Olympic Semi Preview: Canada v USA

By Catherine Paquette

Above: Canadian football icon Christine Sinclair. Photo: Canada Soccer.

The first of the two matches tomorrow will be an all-CONCACAF affair.  The confederation’s two strongest women’s programs will meet again for their second semi-final confrontation in the last three Olympics. 

The last one was a contentious one. Canada led 3-2 in the 72nd minute of the 2012 London Olympics semi-finals.  It had been a wonderful display from the Canadian captain Christine Sinclair who put her team ahead with a hat trick.  However, a controversial referee call several minutes later opened the way to an American equalizer.  The USA won the match in the 122nd minute after Alex Morgan headed the ball in for the 4-3 win.

The memory of 2012 is still vivid.  There are players from both squads who participated in that end-to-end 120 plus minute match.  However, the current teams are very different from those that played nine years ago.  Both squads are now almost completely made up of professional players, whose full time job is now football both internationally and at club level.  Both teams have very different composition of players, as would be expected with nearly a decade of time elapsed.  Entering the semi-final team they can also be described as two very difficult teams to beat, who have also been underperforming for most of this Tokyo Olympic tournament. 

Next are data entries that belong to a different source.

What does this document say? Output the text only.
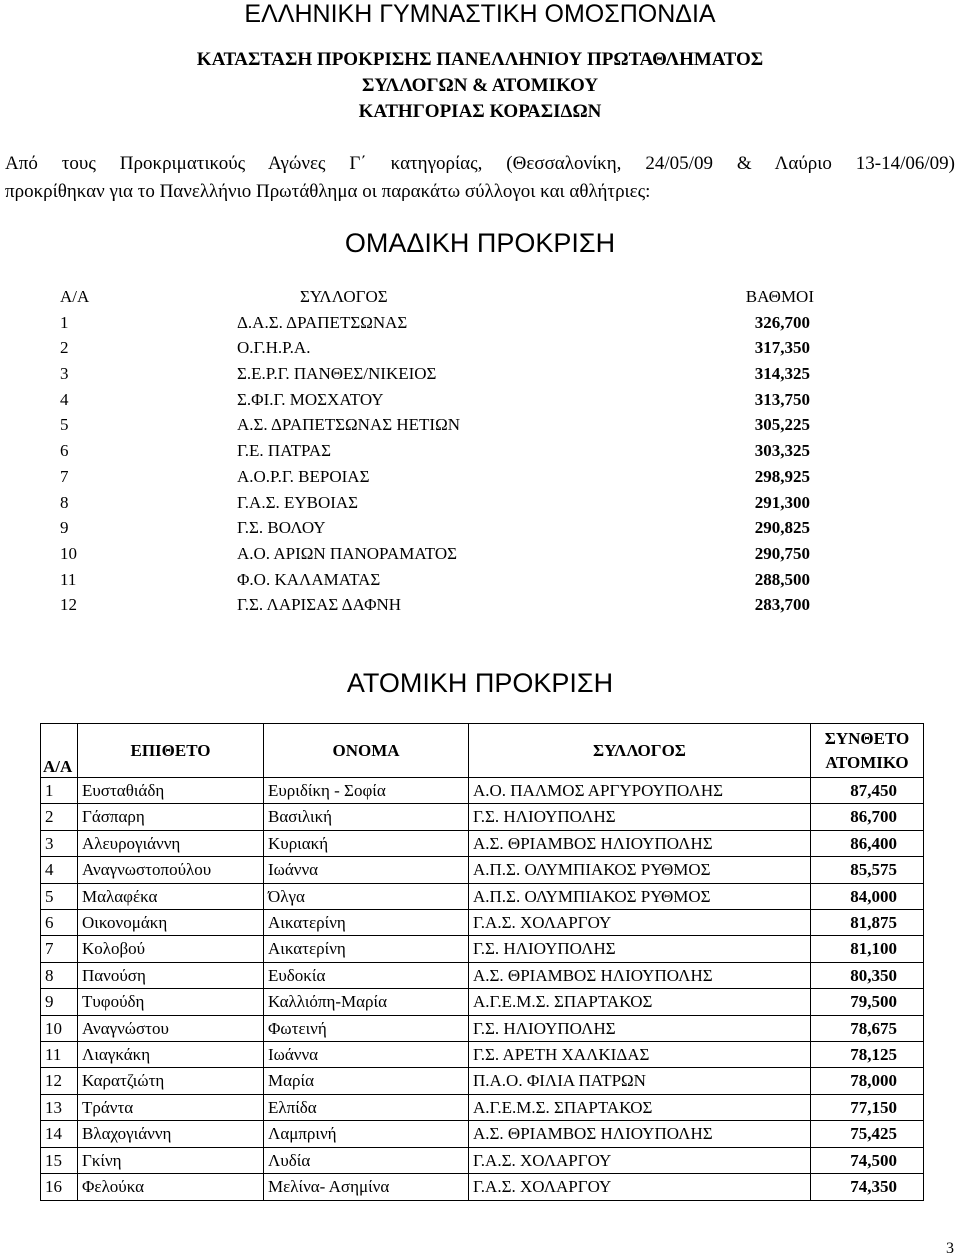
ΕΛΛΗΝΙΚΗ ΓΥΜΝΑΣΤΙΚΗ ΟΜΟΣΠΟΝΔΙΑ
ΚΑΤΑΣΤΑΣΗ ΠΡΟΚΡΙΣΗΣ ΠΑΝΕΛΛΗΝΙΟΥ ΠΡΩΤΑΘΛΗΜΑΤΟΣ
ΣΥΛΛΟΓΩΝ & ΑΤΟΜΙΚΟΥ
ΚΑΤΗΓΟΡΙΑΣ ΚΟΡΑΣΙΔΩΝ

Από τους Προκριματικούς Αγώνες Γ΄ κατηγορίας, (Θεσσαλονίκη, 24/05/09 & Λαύριο 13-14/06/09)

προκρίθηκαν για το Πανελλήνιο Πρωτάθλημα οι παρακάτω σύλλογοι και αθλήτριες:

ΟΜΑΔΙΚΗ ΠΡΟΚΡΙΣΗ
Α/Α	ΣΥΛΛΟΓΟΣ	ΒΑΘΜΟΙ
1	Δ.Α.Σ. ΔΡΑΠΕΤΣΩΝΑΣ	326,700
2	Ο.Γ.Η.Ρ.Α.	317,350
3	Σ.Ε.Ρ.Γ. ΠΑΝΘΕΣ/ΝΙΚΕΙΟΣ	314,325
4	Σ.ΦΙ.Γ. ΜΟΣΧΑΤΟΥ	313,750
5	Α.Σ. ΔΡΑΠΕΤΣΩΝΑΣ ΗΕΤΙΩΝ	305,225
6	Γ.Ε. ΠΑΤΡΑΣ	303,325
7	Α.Ο.Ρ.Γ. ΒΕΡΟΙΑΣ	298,925
8	Γ.Α.Σ. ΕΥΒΟΙΑΣ	291,300
9	Γ.Σ. ΒΟΛΟΥ	290,825
10	Α.Ο. ΑΡΙΩΝ ΠΑΝΟΡΑΜΑΤΟΣ	290,750
11	Φ.Ο. ΚΑΛΑΜΑΤΑΣ	288,500
12	Γ.Σ. ΛΑΡΙΣΑΣ ΔΑΦΝΗ	283,700
ΑΤΟΜΙΚΗ ΠΡΟΚΡΙΣΗ
Α/Α	ΕΠΙΘΕΤΟ	ΟΝΟΜΑ	ΣΥΛΛΟΓΟΣ	ΣΥΝΘΕΤΟ
ΑΤΟΜΙΚΟ
1	Ευσταθιάδη	Ευριδίκη - Σοφία	Α.Ο. ΠΑΛΜΟΣ ΑΡΓΥΡΟΥΠΟΛΗΣ	87,450
2	Γάσπαρη	Βασιλική	Γ.Σ. ΗΛΙΟΥΠΟΛΗΣ	86,700
3	Αλευρογιάννη	Κυριακή	Α.Σ. ΘΡΙΑΜΒΟΣ ΗΛΙΟΥΠΟΛΗΣ	86,400
4	Αναγνωστοπούλου	Ιωάννα	Α.Π.Σ. ΟΛΥΜΠΙΑΚΟΣ ΡΥΘΜΟΣ	85,575
5	Μαλαφέκα	Όλγα	Α.Π.Σ. ΟΛΥΜΠΙΑΚΟΣ ΡΥΘΜΟΣ	84,000
6	Οικονομάκη	Αικατερίνη	Γ.Α.Σ. ΧΟΛΑΡΓΟΥ	81,875
7	Κολοβού	Αικατερίνη	Γ.Σ. ΗΛΙΟΥΠΟΛΗΣ	81,100
8	Πανούση	Ευδοκία	Α.Σ. ΘΡΙΑΜΒΟΣ ΗΛΙΟΥΠΟΛΗΣ	80,350
9	Τυφούδη	Καλλιόπη-Μαρία	Α.Γ.Ε.Μ.Σ. ΣΠΑΡΤΑΚΟΣ	79,500
10	Αναγνώστου	Φωτεινή	Γ.Σ. ΗΛΙΟΥΠΟΛΗΣ	78,675
11	Λιαγκάκη	Ιωάννα	Γ.Σ. ΑΡΕΤΗ ΧΑΛΚΙΔΑΣ	78,125
12	Καρατζιώτη	Μαρία	Π.Α.Ο. ΦΙΛΙΑ ΠΑΤΡΩΝ	78,000
13	Τράντα	Ελπίδα	Α.Γ.Ε.Μ.Σ. ΣΠΑΡΤΑΚΟΣ	77,150
14	Βλαχογιάννη	Λαμπρινή	Α.Σ. ΘΡΙΑΜΒΟΣ ΗΛΙΟΥΠΟΛΗΣ	75,425
15	Γκίνη	Λυδία	Γ.Α.Σ. ΧΟΛΑΡΓΟΥ	74,500
16	Φελούκα	Μελίνα- Ασημίνα	Γ.Α.Σ. ΧΟΛΑΡΓΟΥ	74,350
3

While the US had a very positive buildup entering this women’s football tournament, their Olympic performances have seen the USA contending with a football world that has caught up to them.  Overall it is a team that is just not playing well in nearly every area of the pitch. They were outplayed by Sweden, won against New Zealand but with questions remaining, and finished their group stage with a stagnant display against Australia.  They did not show the dominance they had two years ago in the most recent match against the Netherlands, winning the game on penalties.

The Canadians for their part have had issues in the final third.  They have suffered from disjointed play in the final attacking phase, which has also lacked ruthlessness at times and shots on goal in general.  They enter this semi-final with seven accurate shots on goal for the entirety of the tournament. They drew two of their group stage matches, against Japan and Great Britain, late in the game after being in the lead.  The Chilean group stage game was a better performance but one where we would have expected more offensive Canadian threats.  The quarter-final match against Brazil continued this lack of final third lethality, with Canada also proceeding to the semi-final on penalties.

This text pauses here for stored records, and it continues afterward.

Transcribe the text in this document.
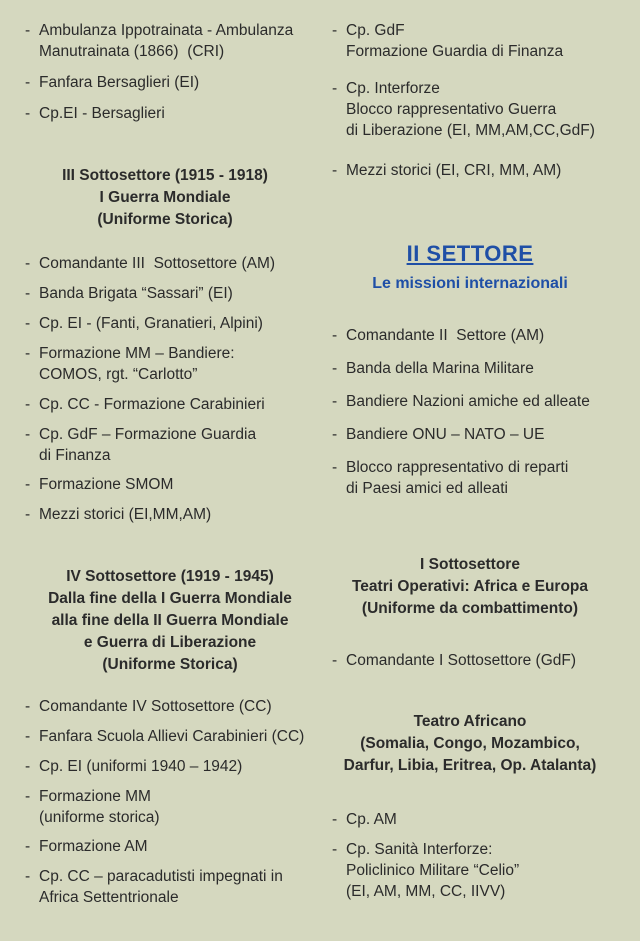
- Ambulanza Ippotrainata - Ambulanza
Manutrainata (1866)  (CRI)
- Fanfara Bersaglieri (EI)
- Cp.EI - Bersaglieri
III Sottosettore (1915 - 1918)
I Guerra Mondiale
(Uniforme Storica)
- Comandante III  Sottosettore (AM)
- Banda Brigata “Sassari” (EI)
- Cp. EI - (Fanti, Granatieri, Alpini)
- Formazione MM – Bandiere:
COMOS, rgt. “Carlotto”
- Cp. CC - Formazione Carabinieri
- Cp. GdF – Formazione Guardia
di Finanza
- Formazione SMOM
- Mezzi storici (EI,MM,AM)
IV Sottosettore (1919 - 1945)
Dalla fine della I Guerra Mondiale
alla fine della II Guerra Mondiale
e Guerra di Liberazione
(Uniforme Storica)
- Comandante IV Sottosettore (CC)
- Fanfara Scuola Allievi Carabinieri (CC)
- Cp. EI (uniformi 1940 – 1942)
- Formazione MM
(uniforme storica)
- Formazione AM
- Cp. CC – paracadutisti impegnati in
Africa Settentrionale
II SETTORE
Le missioni internazionali
- Cp. GdF
Formazione Guardia di Finanza
- Cp. Interforze
Blocco rappresentativo Guerra
di Liberazione (EI, MM,AM,CC,GdF)
- Mezzi storici (EI, CRI, MM, AM)
- Comandante II  Settore (AM)
- Banda della Marina Militare
- Bandiere Nazioni amiche ed alleate
- Bandiere ONU – NATO – UE
- Blocco rappresentativo di reparti
di Paesi amici ed alleati
I Sottosettore
Teatri Operativi: Africa e Europa
(Uniforme da combattimento)
- Comandante I Sottosettore (GdF)
Teatro Africano
(Somalia, Congo, Mozambico,
Darfur, Libia, Eritrea, Op. Atalanta)
- Cp. AM
- Cp. Sanità Interforze:
Policlinico Militare “Celio”
(EI, AM, MM, CC, IIVV)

Above: Canada’s Jessie Fleming takes on Alex Morgan (right). Photo: Getty Images.

Overall both teams have strengths and weaknesses.  The Americans have a team packed with talent that can individually lift the squad during disjointed team performances.  Canada have a very strong defensive back grouping that can minimize the opponent’s chances and lethality.  However, as a whole unit neither team has fully clicked this tournament.

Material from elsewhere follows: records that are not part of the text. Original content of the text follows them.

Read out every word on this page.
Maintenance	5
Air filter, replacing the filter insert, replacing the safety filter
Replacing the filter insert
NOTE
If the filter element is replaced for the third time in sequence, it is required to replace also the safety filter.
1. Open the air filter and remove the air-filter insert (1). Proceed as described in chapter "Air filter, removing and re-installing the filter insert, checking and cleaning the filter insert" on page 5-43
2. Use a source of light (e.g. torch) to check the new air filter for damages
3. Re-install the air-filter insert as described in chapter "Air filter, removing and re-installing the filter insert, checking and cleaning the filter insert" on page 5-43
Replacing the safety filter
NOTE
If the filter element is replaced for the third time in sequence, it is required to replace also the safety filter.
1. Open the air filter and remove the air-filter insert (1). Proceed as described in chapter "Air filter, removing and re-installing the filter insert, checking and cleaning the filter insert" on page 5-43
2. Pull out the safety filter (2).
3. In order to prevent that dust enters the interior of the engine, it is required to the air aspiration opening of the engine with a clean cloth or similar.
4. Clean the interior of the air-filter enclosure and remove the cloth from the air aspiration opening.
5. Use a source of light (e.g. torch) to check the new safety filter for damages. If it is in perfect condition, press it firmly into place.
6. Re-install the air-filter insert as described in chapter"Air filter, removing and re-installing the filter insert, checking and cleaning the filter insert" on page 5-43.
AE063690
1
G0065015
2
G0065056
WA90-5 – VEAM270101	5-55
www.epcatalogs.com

Both have had players who have stood out individually.  Goalkeeper Steph Labbé kept her team from losing in two matches for Canada.  The Canadian backline has been quite solid with Ashley Lawrence really standing out as an offensive threat throughout the tournament.  American keeper Alyssa Naeher’s two incredible saves in the quarter-finals put the Americans through to the semis.  

Both teams also have players that have either been inconsistent or quite silent at times but who can be game changers.  Canada’s Janine Beckie was the game changer in their second match, despite her missed penalty.  The US’s Christen Press also had a good second match against New Zealand.  Desiree Scott and Julie Ertz both performed well in the defensive midfield positions when they started, but without solid offensive performances in front of them their potential has been minimized.

Canada’s Jessie Fleming, Quinn and Nichelle Prince have had moments in the tournament but never together.  The same goes for the US’s Sam Mewis, Rose Lavelle and Lindsey Horan. Of course no conversation of either team can occur without mentioning Christine Sinclair, Megan Rapinoe, Alex Morgan or Carli Lloyd.  None have been able to be the game changers we know them to be so far in this tournament, but they are also not players you can ever count out.  

The reality of the upcoming game is you will have two talented teams, who have demonstrated disjointed play in this tournament and who are not living up to their potential.  If both show up for the upcoming match then we could see an incredible game like the 2012 London Olympics semi-final.  If only one team shows up and is finally able to click, then they will likely win.